Add extra output for inference #23

liamsun2019 · 2021-12-30T01:21:59Z

Hi Author,

I need to add some extra output tensors which are used for inference. These tensors are not referenced during training but just for inference after the conversion to tflite. My naive intention is to put some operations in forward as many as possible so as to relief the loading of post processing which has to be implemented by c/c++ code.

For instance, some matrix ops such as reshape/sigmoid/multiply better be done by GPU/NPU instead of with CPU.

I add some logic in forward to implement this requirement and the training goes well but the conversion to tflite fails with following error message:
File "/usr/local/lib/python3.6/dist-packages/torch/nn/quantized/modules/functional_modules.py", line 160, in mul
r = ops.quantized.mul(x, y, scale=self.scale, zero_point=self.zero_point)
RuntimeError: Mul operands should have same data type.

Is there any feasible way or workaround for this scenario?
The script attached.

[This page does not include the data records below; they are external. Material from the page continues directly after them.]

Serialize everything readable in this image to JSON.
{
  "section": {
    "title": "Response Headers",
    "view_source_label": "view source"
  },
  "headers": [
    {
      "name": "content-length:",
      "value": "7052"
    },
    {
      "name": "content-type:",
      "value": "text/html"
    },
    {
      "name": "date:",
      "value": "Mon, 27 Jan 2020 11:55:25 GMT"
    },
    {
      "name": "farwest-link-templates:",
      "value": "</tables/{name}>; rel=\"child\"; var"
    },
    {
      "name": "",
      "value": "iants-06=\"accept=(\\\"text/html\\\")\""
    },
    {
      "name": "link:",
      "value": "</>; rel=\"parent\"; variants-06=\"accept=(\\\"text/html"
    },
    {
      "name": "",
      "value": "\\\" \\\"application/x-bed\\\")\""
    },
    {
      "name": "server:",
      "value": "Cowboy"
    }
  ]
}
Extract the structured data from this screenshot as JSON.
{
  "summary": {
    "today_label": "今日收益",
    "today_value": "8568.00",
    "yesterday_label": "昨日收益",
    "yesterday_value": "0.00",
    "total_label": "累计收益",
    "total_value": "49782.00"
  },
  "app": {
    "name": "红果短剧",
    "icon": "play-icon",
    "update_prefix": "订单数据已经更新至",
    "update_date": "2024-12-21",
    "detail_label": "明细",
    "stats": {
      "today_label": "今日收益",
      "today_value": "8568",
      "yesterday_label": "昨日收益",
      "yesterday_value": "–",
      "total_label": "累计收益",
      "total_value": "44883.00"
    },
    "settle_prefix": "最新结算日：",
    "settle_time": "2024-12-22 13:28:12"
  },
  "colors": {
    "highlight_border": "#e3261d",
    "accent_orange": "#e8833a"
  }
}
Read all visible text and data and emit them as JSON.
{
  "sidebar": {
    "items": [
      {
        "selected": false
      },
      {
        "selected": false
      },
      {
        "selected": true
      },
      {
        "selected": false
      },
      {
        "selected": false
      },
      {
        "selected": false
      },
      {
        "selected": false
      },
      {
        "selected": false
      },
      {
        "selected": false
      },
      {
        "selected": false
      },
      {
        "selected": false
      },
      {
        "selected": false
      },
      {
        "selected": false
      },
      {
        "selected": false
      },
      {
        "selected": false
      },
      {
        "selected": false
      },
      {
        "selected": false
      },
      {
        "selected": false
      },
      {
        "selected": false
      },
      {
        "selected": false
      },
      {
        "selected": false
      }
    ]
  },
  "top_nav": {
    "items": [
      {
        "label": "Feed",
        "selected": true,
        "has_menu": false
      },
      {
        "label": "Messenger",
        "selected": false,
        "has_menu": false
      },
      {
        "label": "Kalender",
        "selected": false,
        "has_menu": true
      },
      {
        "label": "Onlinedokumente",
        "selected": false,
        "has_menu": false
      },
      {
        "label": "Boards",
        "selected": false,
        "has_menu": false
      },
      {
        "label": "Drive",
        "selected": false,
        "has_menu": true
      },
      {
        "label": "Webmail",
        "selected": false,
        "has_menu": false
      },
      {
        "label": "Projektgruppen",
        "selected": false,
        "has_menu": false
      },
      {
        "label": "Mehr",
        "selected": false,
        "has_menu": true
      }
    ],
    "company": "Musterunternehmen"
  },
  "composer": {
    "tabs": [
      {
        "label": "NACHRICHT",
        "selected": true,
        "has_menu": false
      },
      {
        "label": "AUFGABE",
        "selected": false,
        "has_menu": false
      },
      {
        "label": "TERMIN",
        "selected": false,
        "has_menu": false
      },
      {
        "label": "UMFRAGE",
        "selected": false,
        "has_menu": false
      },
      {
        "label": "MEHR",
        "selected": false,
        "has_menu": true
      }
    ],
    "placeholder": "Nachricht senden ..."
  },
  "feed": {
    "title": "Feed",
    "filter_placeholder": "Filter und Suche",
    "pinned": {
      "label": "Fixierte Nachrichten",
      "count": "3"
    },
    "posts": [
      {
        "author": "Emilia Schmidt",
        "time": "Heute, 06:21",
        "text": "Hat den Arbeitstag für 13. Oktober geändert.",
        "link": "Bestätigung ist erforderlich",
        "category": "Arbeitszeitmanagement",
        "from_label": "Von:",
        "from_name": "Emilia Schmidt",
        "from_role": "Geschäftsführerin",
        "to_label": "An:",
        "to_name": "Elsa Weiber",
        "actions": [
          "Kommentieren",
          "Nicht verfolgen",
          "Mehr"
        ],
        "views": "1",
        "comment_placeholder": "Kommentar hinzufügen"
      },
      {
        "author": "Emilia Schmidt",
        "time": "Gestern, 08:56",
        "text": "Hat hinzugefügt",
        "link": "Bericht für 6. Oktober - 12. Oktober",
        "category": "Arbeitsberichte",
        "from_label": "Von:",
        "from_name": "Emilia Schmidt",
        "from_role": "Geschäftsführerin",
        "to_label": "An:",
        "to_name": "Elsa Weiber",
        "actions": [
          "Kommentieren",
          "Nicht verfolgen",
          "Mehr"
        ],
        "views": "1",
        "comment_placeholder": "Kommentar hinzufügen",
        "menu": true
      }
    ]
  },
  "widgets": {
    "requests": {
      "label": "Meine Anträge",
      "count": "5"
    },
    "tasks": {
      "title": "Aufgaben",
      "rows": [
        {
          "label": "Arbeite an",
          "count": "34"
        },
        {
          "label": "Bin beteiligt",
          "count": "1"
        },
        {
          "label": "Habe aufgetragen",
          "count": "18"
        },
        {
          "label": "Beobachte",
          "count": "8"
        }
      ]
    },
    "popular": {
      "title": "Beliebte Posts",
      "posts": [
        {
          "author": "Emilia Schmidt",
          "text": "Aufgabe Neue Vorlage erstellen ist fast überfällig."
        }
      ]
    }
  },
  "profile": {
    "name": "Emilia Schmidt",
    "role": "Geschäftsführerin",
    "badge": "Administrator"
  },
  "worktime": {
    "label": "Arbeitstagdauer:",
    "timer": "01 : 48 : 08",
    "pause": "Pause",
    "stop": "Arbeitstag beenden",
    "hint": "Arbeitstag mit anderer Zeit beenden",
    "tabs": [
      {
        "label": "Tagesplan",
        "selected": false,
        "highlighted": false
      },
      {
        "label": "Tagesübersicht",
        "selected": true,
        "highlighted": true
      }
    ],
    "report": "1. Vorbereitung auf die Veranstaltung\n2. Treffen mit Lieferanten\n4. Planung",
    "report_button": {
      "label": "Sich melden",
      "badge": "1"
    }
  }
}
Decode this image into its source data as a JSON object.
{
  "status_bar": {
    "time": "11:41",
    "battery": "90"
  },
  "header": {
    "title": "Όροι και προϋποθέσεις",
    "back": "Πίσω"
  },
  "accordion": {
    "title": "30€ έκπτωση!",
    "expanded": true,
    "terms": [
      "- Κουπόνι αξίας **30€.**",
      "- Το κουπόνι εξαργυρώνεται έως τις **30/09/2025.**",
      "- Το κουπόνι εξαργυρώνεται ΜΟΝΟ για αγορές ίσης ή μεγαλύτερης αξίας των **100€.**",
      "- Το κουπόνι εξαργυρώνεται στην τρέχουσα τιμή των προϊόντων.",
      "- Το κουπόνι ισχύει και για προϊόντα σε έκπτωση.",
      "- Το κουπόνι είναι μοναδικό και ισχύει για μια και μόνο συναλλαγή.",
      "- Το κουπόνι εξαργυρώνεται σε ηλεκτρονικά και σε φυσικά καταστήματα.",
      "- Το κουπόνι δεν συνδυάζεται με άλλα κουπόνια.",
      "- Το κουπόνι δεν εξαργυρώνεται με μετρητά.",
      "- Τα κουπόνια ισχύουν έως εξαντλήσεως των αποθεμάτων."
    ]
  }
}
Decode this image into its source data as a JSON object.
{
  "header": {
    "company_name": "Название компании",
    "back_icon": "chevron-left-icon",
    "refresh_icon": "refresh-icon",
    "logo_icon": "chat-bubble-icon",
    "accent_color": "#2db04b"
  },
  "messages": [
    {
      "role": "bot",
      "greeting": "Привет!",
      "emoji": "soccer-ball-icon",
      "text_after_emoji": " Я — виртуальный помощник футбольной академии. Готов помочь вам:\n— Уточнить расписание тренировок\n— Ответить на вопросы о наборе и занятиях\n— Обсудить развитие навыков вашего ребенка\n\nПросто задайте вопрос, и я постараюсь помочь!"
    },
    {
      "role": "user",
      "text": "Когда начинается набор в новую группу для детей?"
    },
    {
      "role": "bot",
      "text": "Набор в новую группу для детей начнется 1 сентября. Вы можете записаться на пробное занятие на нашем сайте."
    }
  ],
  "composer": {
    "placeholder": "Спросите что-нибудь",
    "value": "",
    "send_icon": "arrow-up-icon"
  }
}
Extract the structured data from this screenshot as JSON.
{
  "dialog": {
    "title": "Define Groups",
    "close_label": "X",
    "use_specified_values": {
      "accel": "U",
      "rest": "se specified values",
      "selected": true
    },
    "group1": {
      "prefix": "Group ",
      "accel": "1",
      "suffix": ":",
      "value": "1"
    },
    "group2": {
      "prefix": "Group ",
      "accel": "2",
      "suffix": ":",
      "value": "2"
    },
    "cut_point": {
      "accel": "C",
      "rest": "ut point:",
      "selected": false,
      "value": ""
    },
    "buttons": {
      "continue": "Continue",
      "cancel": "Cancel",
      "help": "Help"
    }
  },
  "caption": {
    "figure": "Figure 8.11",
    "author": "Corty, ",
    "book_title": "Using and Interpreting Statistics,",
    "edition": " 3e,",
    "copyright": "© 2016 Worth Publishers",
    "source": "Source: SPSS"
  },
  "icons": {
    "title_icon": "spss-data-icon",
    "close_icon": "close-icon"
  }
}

Thanks.
movenet_qat.zip

liamsun2019 · 2021-12-30T01:26:31Z

source code snippet:

center = ret[head]
center_max = torch.sigmoid(center)
center_max = self.maxpool(center_max)
center_peaks = (center_max == center).float()
center = center * center_peaks
ret['filtered_hm'] = center

where ret['filtered_hm'] is one of the extra outputs. The error message is supposed to be related that.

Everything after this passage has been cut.